The other day in English class we were talking about the movie (and the book) Twilight. The students know that I don't like the books, and we've talked about that kind of thing before. (I used it as an example for critical thinking about literature: it's okay to say you hate Twilight. It's not okay to say "because it's stupid" and think you're done. You have to give thoughtful reasons to back up your opinion.)
This time it was a little different: "Who would you pick," a girl asked me, "a werewolf or a vampire?"
"Neither!" said I. She looked a little shocked.
"Come on," she said, "Choose! Edward or Jacob!"
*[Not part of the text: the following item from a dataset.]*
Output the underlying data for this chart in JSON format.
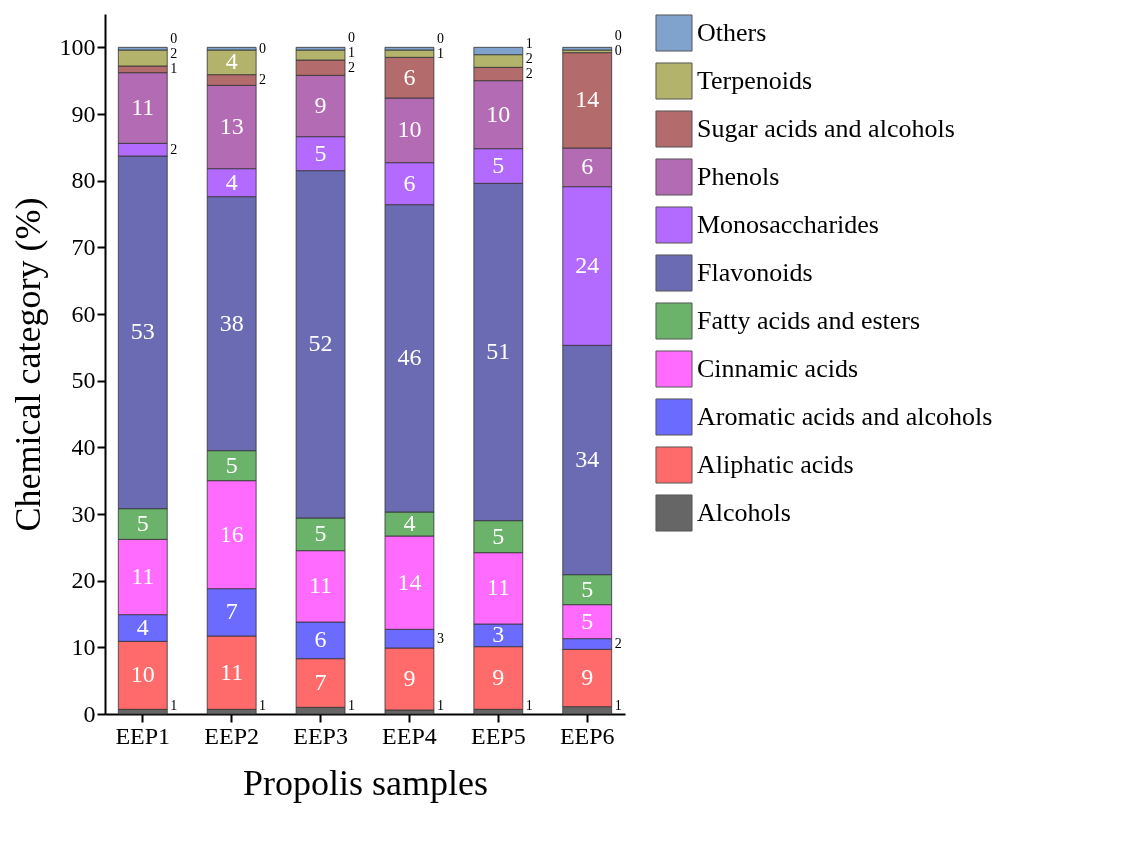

Now one reason why I don't like Twilight is because of the attitudes of the main character, Bella. She is a girl who cannot live without a boy (in this case Edward, the vampire). She doesn't think she's all that special, so she's very flattered by his attention. Before long he is watching her at night without her knowledge. She ends her relationships with her friends to be closer to him. In the second book she gives up her college fund because if there is no Edward in her life she doesn't see the point of continuing on with school. That's when she falls in with Jacob (he would be the werewolf), because she cannot live without the attentions of a man in her life, and Jacob is that man.
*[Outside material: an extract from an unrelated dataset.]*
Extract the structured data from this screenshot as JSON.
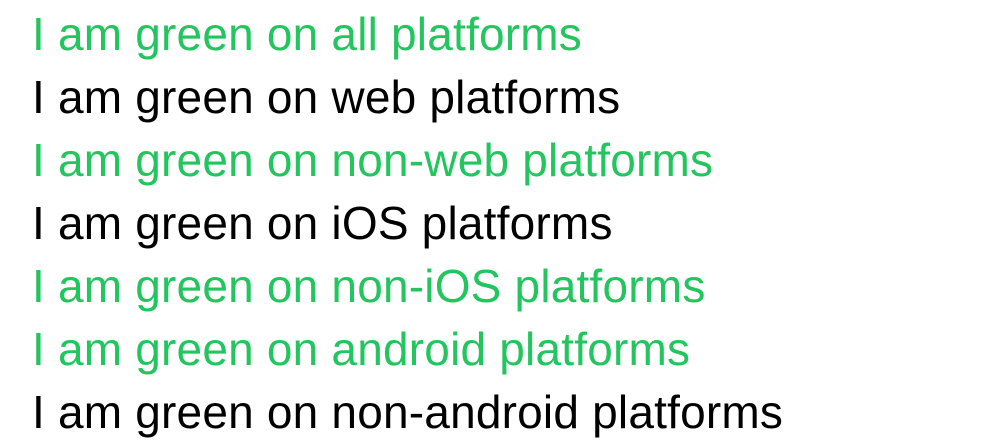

She has to choose. Werewolf or vampire.
To me this is not choice.
I have known women who have lived like this. They give up everything for their boyfriends; some of them drop out of university the minute they get their Mrs. degree. Some of them never get to university; some of them take dead-end jobs so that they can support the guy while he goes to school. They are so focused on making sure that they are in a relationship at all times, that they forget about their relationship with themselves, and with their future.
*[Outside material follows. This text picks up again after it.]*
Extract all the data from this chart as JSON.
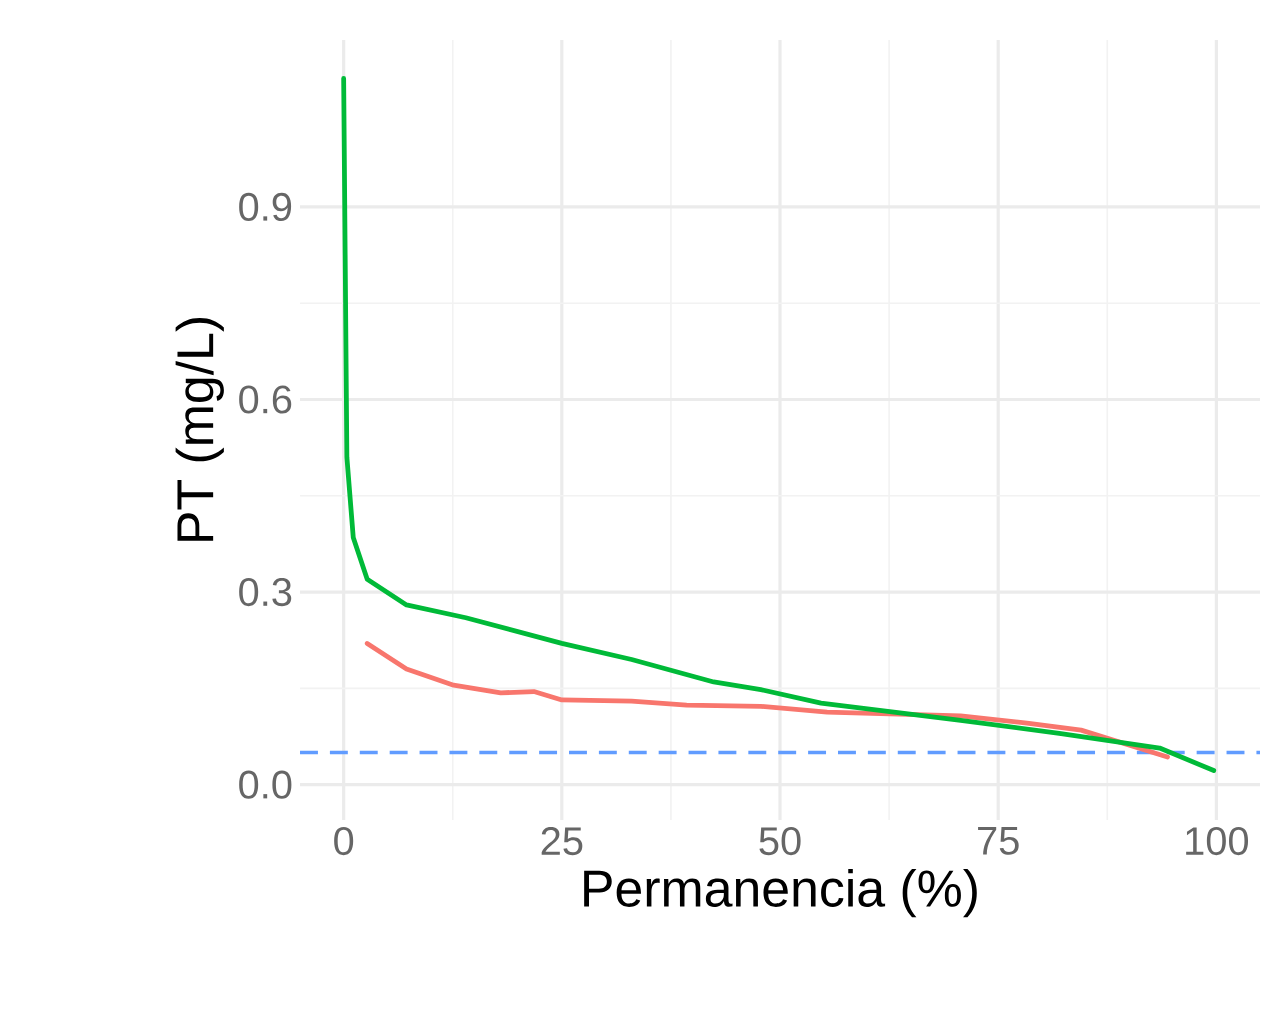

Then what happens is the relationship ends. He walks out, or she does, or something bad ends things for them, and she winds up working the night shift in the 7-Eleven while her kids sleep so that she can earn enough money to pay for the crappy basement apartment they're living in until she can find a new man.
Which she inevitably does. Werewolf or vampire. Same difference.
Sometimes that second choice works out: she now has a new man and can devote her entire being to him. She feels complete. Sometimes it doesn't work out, and she does the whole thing again.
"Which would you choose?" ask my students, their brilliant young minds, their untold potential, their glittering futures. "Werewolf or vampire?"
And I say: I choose neither. I choose to get a lot of education, because no one can take that away from you. I choose a career that is fulfilling and pays enough for me to support my own children. I choose to be whole in and of myself. I choose to not feel like I'm incomplete without a man in my life, I choose to live like a fully realized human being, regardless of what society thinks people of my gender should do.
I choose myself, and I choose (for lack of a more elegant phrase) to have a choice: I will decide how my life unfolds. I will not allow anyone to tell me who my friends are or what my future holds, or to destroy my life because he leaves.
And it scared the shit out of me to see my students look in disbelief and say "But you have to choose! Werewolf or vampire!"
What will become of us, if these are our choices?